Joe is Bad Cop and I am Good Cop. Or at least Weak Cop. I hate, hate, hate this kind of thing. Financial haggling, deals, contracts. Why must we talk about money? I hate money! Can't we just work on a barter system? Say, you take care of Cal, and I give you, uh, a wheel of cheese. I am non-confrontational and I just want this all to go away, and this makes me want to just give in and say, FINE, JUST TAKE THE DAMN MONEY AND LET'S GO BACK TO THE WAY THINGS WERE. HAPPY FACE! But it has been brought up by our many financial advisors (read: Joe's parents) that if we just give in to these demands, we may make the problem go away in the immediacy, but we're just setting ourselves up in the long run for more and more demands, at greater and greater cost. So we can't just roll over and surrender. We have to fight back a little, even if it give me great pain and stress, just to show that we can't be dictated the terms of our own employee's contract.
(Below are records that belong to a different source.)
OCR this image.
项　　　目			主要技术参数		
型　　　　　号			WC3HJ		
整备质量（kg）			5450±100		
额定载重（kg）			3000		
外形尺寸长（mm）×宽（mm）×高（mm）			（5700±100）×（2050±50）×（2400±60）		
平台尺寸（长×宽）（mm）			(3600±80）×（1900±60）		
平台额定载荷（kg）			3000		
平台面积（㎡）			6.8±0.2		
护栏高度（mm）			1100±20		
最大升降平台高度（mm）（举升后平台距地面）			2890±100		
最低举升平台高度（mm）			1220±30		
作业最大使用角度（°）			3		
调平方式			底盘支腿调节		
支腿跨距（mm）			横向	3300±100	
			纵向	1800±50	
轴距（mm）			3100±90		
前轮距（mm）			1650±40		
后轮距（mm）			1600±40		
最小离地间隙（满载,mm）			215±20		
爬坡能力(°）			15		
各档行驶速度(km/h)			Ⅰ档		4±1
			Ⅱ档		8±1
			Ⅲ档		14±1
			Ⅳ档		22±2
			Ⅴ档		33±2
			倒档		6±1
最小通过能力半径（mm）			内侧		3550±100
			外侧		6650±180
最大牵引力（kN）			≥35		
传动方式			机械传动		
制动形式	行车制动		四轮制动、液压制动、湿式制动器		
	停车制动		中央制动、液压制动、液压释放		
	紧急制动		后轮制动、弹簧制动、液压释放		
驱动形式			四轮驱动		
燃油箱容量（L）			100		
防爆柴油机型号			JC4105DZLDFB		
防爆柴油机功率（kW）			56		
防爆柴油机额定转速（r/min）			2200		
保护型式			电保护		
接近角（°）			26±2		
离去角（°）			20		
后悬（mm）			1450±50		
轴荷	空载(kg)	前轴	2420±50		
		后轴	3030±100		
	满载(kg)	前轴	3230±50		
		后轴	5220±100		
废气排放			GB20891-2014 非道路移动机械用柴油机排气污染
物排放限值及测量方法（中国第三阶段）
Also, we have started talking about a Plan B. Plan B is hiring a new nanny. Probably a live-in-type person. If Joe does a fellowship, he will be on call 50% of the time (I know, I KNOW) and I will be a third-year anesthesia resident at that point, meaning that my calls will get significantly more arduous. Perhaps if we change ships midstream, it just makes more sense to get one of those...uh...bigger ships with living quarters in them. I don't know. The metaphor just broke down for me too. But anyway, I have to explore this possibility a little bit more. It's not much of a Plan B if it's only theoretical, after all. And I have to have a talk with Georgia about this whole pay raise thing on Tuesday after work. (I'm on call Monday night, so I probably won't get a chance to see her.) She will definitely be getting a raise after a year, that is only fair, but it's the amount of the raise that we still have to hash out. And we have to establish that the idea of getting a 10% raise at six months and then another 10% raise after a year (her original stated position) is, frankly, ludicrous. Argh. HATE. THIS. This is why I'm not in any field remotely related to money. Can't the billing office just take care of all of this and I just go about my business?


* * *


So Joe is going to be Chief Resident next year. Did I mention that before? Probably not, because he's SHY. But now I'm just going to tell everyone. Hail to the Chief. I always knew he had it in him. Because of his smartness. Also, he's bossy.

So anyway, those in medical training and beyond know that Chief Resident, while a beautiful shiny title, is largely a thankless job, and as the resident-administration liaison you basically act as the conduit for all complaints and problems from anyone, anywhere, ever. You have a lot more administrative duties but you don't get paid more, but at the end of the day, you get to say that you were CHIEF RESIDENT your senior year, which, I'm sure, is the one thing you'd want to cling to on your deathbed. I'm acting all cynical about it because I know what a crap job it can be, but really, I'm very proud of him. He's el jefe.

The one other perk that the ophthalmology department at [University Hospital] apparently offers its Chiefs is a subsidized laptop computer. I haven't heard of this in other departments (in Peds, I think the perks of Chief summed up to a jar of Tootsie Rolls and access to the departmental Xerox machine copy code) but I can really get behind this perk that the ophtho department offers, because, woo, free laptop! Joe just received his laptop hot off the assembly line a couple of days ago, and has been messing with it ever since. I'm all like, we can take it with us on vacation and watch movies on the plane! We can actually use our wireless internet access and I can surf the web for unattractive Britney Spears pictures while sitting on the sofa! Or update my website in bed! Yay, new laptop! But Joe keeps wanting to do boring stuff with it, like scheduling, and Power Point. He sucks.

But don't tell him that I said that he sucks. Now that he's the Chief, he may have the power to have me destroyed.

Currently reading: "Wimbledon Green." Did you see that Seth drew the cover of the Style Issue of The New Yorker? Good stuff.